Question

In an adiabatic process, the pressure is increased by $\dfrac{2}{3}\%.$ If $\gamma =\dfrac{3}{2},$ then the volume decreases by nearly
$\left( a \right)\dfrac{4}{9}\%$
$\left( b \right)\dfrac{2}{3}\%$
$\left( c \right)1\%$
$\left( d \right)\dfrac{9}{4}\%$

Answer 1

We know that, in the adiabatic process, the heat remains constant, therefore the ideal gas equation for the adiabatic process is PV’ = constant. Then put the value of the ratio of specific heat $\left( \chi \right).$ Then take log on both sides and then differentiate the log equation. After that rearrange the equation, the pressure term on one side and the volume term on the other side. Then put the value of the pressure which is asked in the question in percentile form and get the value of the volume in percentile form.

Formulas Used:
The ideal gas equation for the adiabatic process is
$P{{V}^{\chi }}=\text{constant}$
Where P is pressure, V is volume and $\chi$ is the ratio of specific heat (ordinary or major)

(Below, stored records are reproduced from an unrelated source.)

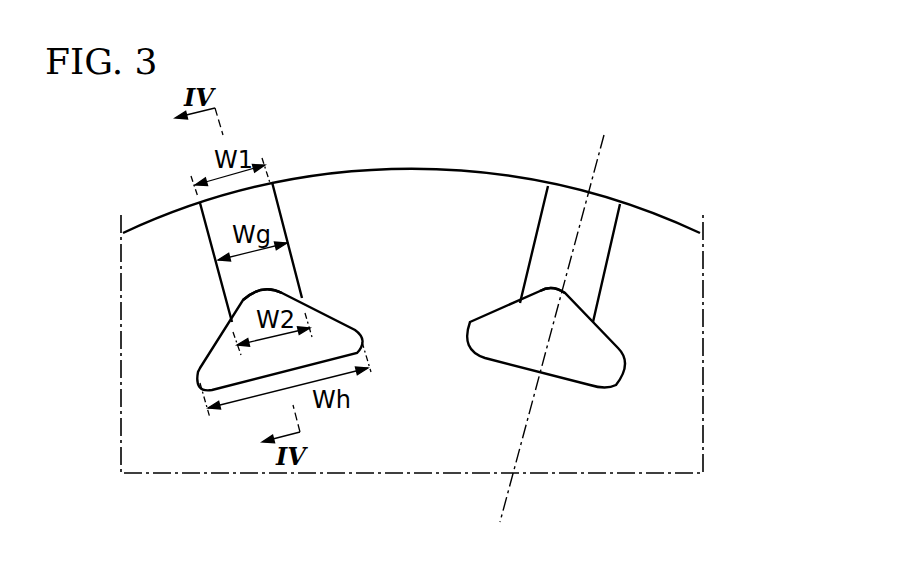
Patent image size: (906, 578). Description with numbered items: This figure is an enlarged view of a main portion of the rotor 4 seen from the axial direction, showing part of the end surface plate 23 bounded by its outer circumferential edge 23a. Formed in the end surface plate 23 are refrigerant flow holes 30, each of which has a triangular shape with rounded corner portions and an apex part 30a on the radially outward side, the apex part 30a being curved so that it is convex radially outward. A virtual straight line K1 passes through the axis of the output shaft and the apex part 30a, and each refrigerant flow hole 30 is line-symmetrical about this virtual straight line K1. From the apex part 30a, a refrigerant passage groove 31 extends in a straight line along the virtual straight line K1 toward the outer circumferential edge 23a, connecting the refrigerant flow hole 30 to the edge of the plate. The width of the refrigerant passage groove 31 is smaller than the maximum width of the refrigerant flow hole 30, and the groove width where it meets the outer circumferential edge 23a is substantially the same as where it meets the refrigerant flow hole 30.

The rotor 4 is at (740, 95).
The end surface plate 23 is at (690, 338).
The outer circumferential edge 23a is at (408, 170).
The refrigerant flow hole 30 is at (266, 370).
The apex part 30a is at (264, 290).
The refrigerant passage groove 31 is at (272, 217).
The virtual straight line K1 is at (603, 158).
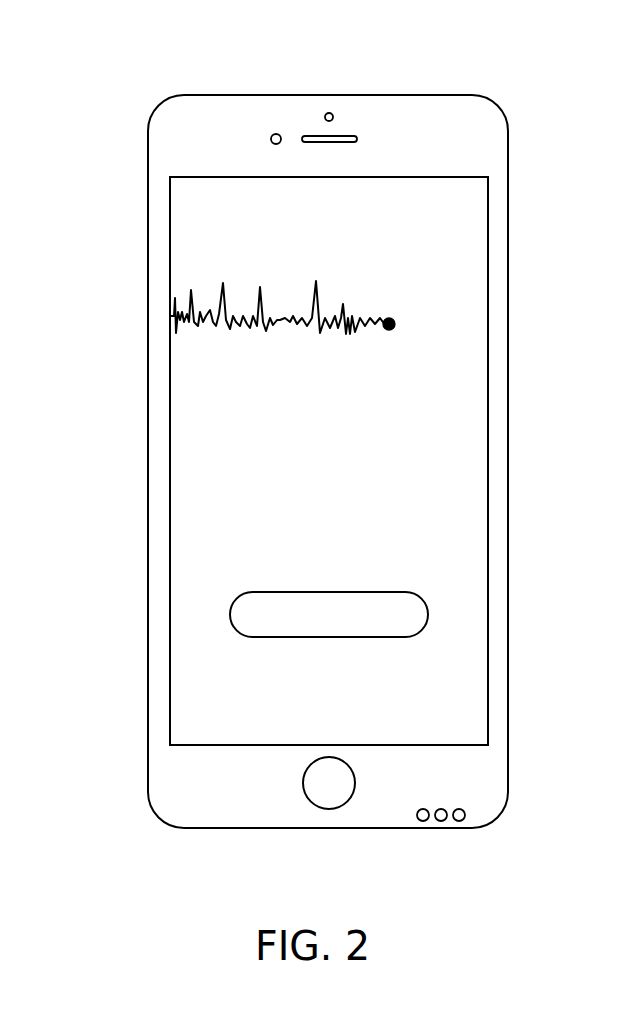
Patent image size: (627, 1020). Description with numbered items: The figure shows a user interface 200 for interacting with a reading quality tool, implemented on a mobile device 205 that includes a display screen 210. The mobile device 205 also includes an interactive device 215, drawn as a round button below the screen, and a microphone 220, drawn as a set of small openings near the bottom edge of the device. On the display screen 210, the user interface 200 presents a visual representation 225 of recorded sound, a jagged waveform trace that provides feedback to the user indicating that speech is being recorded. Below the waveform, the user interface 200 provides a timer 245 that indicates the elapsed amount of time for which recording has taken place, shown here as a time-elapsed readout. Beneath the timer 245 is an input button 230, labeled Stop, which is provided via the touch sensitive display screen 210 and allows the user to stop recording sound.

The user interface 200 is at (228, 68).
The mobile device 205 is at (506, 122).
The display screen 210 is at (482, 198).
The visual representation of recorded sound 225 is at (394, 320).
The timer 245 is at (391, 522).
The input button 230 is at (424, 599).
The interactive device 215 is at (330, 809).
The microphone 220 is at (465, 820).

Complete step by step answer:
We know that in an adiabatic process, the system is insulated (coated with insulating material) from the surroundings and heat absorbed or released is zero, this is a case of adiabatic where (in short) heat remains constant. Therefore, the ideal gas equation for the adiabatic equation which is given by
$P{{V}^{\chi }}=\text{constant}.....\left( i \right)$
We have been given the value of the ratio of specific heats, i.e. $\chi =\dfrac{3}{2}.$
Putting this value in equation (i), we get,
$\Rightarrow P{{V}^{\dfrac{3}{2}}}=\text{constant}$
Now, take log on both the sides, we get,
$\Rightarrow \log \left( P{{V}^{\dfrac{3}{2}}} \right)=\log \left( \text{constant} \right)$
$\Rightarrow \log P+\log \left( {{V}^{\dfrac{3}{2}}} \right)=\log \left( \text{constant} \right)$
On further solving, we get,
$\Rightarrow \log P+\dfrac{3}{2}\log V=\log \left( \text{constant} \right)$
$\Rightarrow \log P+\dfrac{3}{2}\log V=\log \text{K}$
(Since we take constant = K)
Differentiating the equation, we get,
$\dfrac{\Delta P}{P}+\dfrac{3}{2}\dfrac{\Delta V}{V}=0$
(Since differentiation of the constant is zero)
$\dfrac{\Delta V}{V}=\dfrac{-2}{3}\dfrac{\Delta P}{P}$
$\Rightarrow \dfrac{\Delta V}{V}=\dfrac{-2}{3}\times \dfrac{2}{3}$
$\Rightarrow \dfrac{\Delta V}{V}=\dfrac{-4}{9}$
Hence, the volume decreases by nearly $\dfrac{4}{9}\%.$
Therefore, the correct option is (a).

Additional information:
The ideal gas equation for the adiabatic process is
$P{{V}^{\chi }}=\text{constant}$
The term $\chi$ is known as the ratio of specific heats (ordinary or molar) at constant pressure and at a constant volume which can be expressed as
$\chi =\dfrac{{{C}_{P}}}{{{C}_{V}}}$
Where ${{C}_{P}}$ is the molar specific heat at constant pressure, ${{C}_{V}}$ is the molar specific heat at constant volume.

Note:
In this question, we got our answer in the negative form, i.e. $\dfrac{-4}{9}$ but we have taken it as $\dfrac{4}{9}$ because it is just a change. So, the minus sign won’t be in consideration. Students usually get confused between the isothermal process and the adiabatic process. The isothermal process is the process in which the temperature of the system/body is kept fixed throughout the process. The ideal gas equation for the isothermal process is given by PV = constant.
In this case, the term $\chi$ is the ratio of the specific heat that is not present. So be careful while using the ideal gas equation.